- Genus: Cannabis
- Species: sativa
- Cultivar: Tochigishiro
- Breeder: Itsuo Nishioka
- Origin: Kyushu University and Tochigi Agricultural Experiment Station in Tochigi, Japan

= Tochigishiro =

Strain of hemp

Tochigishiro (とちぎしろ) is a cultivar of hemp grown in Tochigi Prefecture, Japan. It meets international standards of non-narcotic agricultural hemp at about 0.2% THC, reckoned "remarkably low" by Sensi Seeds. It was grown in the early 20th century at Arlington Experimental Farm near the United States capital. The modern variety was developed beginning in 1973 by Kyushu University professor of pharmacy Itsuo Nishioka from seeds "found in southern Japan", and completed c. 1982 by the Tochigi prefectural government at Tochigi Agricultural Experiment Station in Tochigi-shi.
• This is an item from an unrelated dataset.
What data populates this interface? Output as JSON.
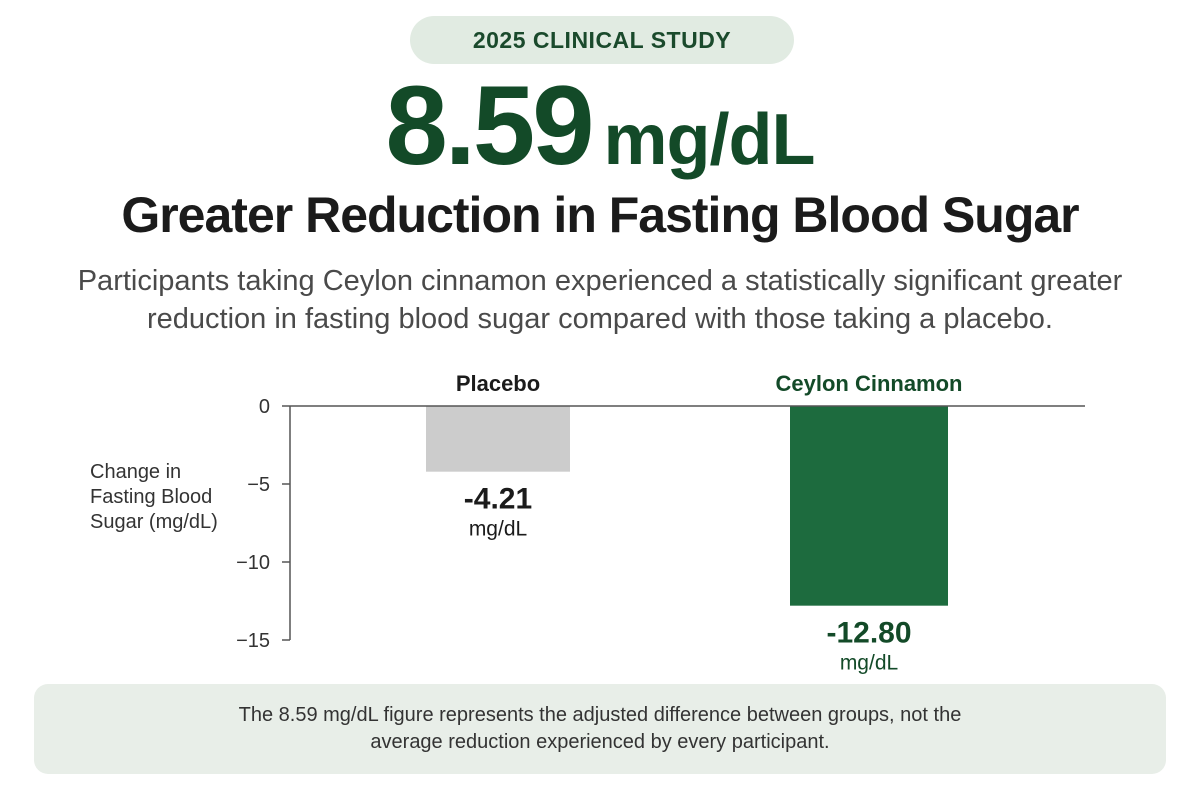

According to a National Institute of Mental Health-affiliated researcher, the strain is missing the enzyme tetrahydrocannabinolic acid synthase that makes most Cannabis capable of producing THC. It is the most widely grown cultivar in Japan in the 21st century, being exempt from prohibition under the Cannabis Control Law, due to its low levels of psychoactive chemicals. Approximately 90% of the hemp grown in Japan is the Tochigishiro variety (as of 2007).

A research report on an experimental plot at Kitami Agricultural Experimental Station on Hokkaido suggests that it may be the most productive known crop for biomass, yielding 52.7 tonnes/ha in a single season. The crop grows about 3 m tall.